Quantcast

The DNAinfo archives brought to you by WNYC.
Read the press release here.

3-D Printed Guns May Get Jammed Up in City Council

By Ted Cox | November 26, 2013 3:35pm
 A woman looks at a gun constructed from a 3-D printer in London earlier this year.
A woman looks at a gun constructed from a 3-D printer in London earlier this year.
View Full Caption
Oli Scarff/Getty Images

CITY HALL — Aldermen are trying to jam up guns made with a 3-D printer before they prove to be a problem.

Aldermen Edward Burke (14th) and James Balcer (11th) proposed a new ordinance Tuesday banning creation of plastic guns using a 3-D printer and possession of such guns, which can be slipped through metal detectors.

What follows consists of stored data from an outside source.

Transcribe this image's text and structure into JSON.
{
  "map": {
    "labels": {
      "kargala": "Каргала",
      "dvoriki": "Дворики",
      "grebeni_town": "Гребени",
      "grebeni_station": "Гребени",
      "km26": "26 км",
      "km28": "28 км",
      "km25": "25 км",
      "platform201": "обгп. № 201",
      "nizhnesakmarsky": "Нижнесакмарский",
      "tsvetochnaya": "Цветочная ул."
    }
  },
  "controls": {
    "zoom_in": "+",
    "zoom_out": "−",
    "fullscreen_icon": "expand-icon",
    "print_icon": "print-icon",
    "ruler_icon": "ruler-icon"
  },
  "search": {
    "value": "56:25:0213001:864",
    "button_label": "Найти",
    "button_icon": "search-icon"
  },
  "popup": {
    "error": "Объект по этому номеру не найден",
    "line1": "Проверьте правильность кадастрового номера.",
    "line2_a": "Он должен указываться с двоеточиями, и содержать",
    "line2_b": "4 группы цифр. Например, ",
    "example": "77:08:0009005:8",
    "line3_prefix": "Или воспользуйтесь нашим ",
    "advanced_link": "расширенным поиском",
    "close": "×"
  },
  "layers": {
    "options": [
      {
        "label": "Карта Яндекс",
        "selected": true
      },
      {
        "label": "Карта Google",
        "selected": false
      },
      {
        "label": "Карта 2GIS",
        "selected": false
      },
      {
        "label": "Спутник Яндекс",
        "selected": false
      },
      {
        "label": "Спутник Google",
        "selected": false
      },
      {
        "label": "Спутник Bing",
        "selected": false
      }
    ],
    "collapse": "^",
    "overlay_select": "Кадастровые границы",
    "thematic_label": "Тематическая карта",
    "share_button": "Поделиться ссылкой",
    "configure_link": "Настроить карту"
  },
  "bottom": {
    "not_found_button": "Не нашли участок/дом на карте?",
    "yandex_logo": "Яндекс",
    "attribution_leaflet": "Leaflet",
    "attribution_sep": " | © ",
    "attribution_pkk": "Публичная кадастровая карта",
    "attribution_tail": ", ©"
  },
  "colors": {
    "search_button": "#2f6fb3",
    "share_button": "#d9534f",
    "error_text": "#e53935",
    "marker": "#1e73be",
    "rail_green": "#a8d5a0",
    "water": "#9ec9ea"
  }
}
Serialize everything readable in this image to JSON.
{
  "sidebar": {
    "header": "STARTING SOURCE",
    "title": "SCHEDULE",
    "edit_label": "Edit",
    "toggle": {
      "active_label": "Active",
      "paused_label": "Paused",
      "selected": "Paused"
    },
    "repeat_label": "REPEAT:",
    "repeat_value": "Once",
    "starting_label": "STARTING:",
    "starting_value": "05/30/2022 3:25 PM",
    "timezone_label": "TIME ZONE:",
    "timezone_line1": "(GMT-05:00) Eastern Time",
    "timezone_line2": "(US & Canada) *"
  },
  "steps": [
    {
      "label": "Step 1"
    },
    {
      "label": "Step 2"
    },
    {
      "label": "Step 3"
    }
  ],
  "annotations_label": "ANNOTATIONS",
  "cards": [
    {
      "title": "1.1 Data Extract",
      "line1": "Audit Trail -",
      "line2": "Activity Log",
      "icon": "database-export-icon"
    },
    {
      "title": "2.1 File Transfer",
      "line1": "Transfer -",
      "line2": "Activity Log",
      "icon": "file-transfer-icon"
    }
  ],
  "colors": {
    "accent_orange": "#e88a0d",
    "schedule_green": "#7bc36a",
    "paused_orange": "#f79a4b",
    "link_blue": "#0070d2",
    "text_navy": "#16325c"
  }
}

"These types of stealth weapons simply have no place in our society," Balcer said in a statement.

Earlier this year, the Texas company Defense Distributed made blueprints available online for a device called the Liberator, a gun that can be made out of plastic using a 3-D printer. According to Burke and Balcer, the blueprints were ordered taken down by the U.S. State Department, but not before 100,000 copies had been downloaded.

The only metal parts in the guns are the bullet and firing pin, making them capable of being slipped through less-sensitive metal detectors.

Philadelphia adopted a ban on guns made with 3-D printers last week.

"Chicago should follow suit and enact a similar ban," Burke said. "The general public has no business manufacturing weapons at home that are capable of defeating security checkpoints."

Violators would face fines of $1,000 to $5,000 and prison terms of 90 to 120 days.